Places like Thebes, Jonesboro, Mill Creek and Dongola are familiar
village names. This is where many of you come into the picture. I
have heard that many cemeteries in that area
are
filled with tombstones that show (born in Rowan County).
Headstone of Abraham Brown II on right is located in St. John's Lutheran
Cemetery in Dongola, IL. If your name is not Brown, never mind.
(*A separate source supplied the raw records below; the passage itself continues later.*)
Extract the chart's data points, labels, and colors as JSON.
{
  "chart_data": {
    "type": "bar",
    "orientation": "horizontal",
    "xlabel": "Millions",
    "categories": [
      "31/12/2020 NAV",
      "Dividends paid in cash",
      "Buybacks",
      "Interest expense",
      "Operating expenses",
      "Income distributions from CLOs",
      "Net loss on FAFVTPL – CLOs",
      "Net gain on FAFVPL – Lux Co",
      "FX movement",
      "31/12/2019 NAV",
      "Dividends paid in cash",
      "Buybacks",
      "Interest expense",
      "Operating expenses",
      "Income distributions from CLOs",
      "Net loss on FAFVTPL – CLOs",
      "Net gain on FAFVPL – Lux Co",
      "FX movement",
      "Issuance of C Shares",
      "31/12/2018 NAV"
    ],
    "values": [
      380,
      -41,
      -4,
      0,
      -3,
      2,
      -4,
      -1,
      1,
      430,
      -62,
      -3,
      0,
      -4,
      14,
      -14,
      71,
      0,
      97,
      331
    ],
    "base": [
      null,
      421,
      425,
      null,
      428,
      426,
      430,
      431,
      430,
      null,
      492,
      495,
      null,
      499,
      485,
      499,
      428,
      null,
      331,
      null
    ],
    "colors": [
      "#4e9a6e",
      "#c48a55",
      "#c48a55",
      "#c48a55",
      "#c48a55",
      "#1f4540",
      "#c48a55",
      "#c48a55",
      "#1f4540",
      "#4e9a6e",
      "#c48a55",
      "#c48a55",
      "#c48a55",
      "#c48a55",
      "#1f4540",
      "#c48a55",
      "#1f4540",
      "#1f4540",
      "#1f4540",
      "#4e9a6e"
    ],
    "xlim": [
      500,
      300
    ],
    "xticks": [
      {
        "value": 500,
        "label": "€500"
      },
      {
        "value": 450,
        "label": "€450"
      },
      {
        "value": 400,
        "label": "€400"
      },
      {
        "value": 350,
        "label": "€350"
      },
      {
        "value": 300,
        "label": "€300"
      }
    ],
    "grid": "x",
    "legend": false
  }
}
As these pioneers moved westward, they
gathered wives and brothers-in-law, with a thousand other names. Adams,
Agner, Arey, Atwood, Ballard, Barrier, Barringer, Bell, Benson, Bost,
Bohnsack, Braun, Brownlee, Brun, Bunn, Campbell, Cluttz, Kluttz, Lemley,
Lyerla, Eddleman, Earnhardt, Fisher, Hamen, Hagstrom, Holshouser,
Hunsaker, Million, Pigg, Rendleman, Sifford, Vandergraph, Zwalen,
just to mention a few. In the early days the two largest groups were
the Hunsakers & Browns. Dig deep enough and you can probably find
one of these names in your past. I have included about 6 generations of
this family pertaining to being kin to me. The Abraham/Jacob Braun Book shows
much more.
One interesting note, in the Rowan Museum in Salisbury, NC there is
a "Sampler" on the wall on the second floor. It was embroidered by a
young lady named Laura Alexander at age of 9, dated 1845, Hawkins
County, Rogersville, TN. She is buried beside her father in a cemetery
in Rogersville, TN. It was a gift to the Museum in 1955.
There is a main road in Salisbury "Jake Alexander Blvd." The Alexanders
originated in Mecklenburg County and were Scotch-Irish. Their ancestral
home-the Heziah Alexander home-is restored and open to the public.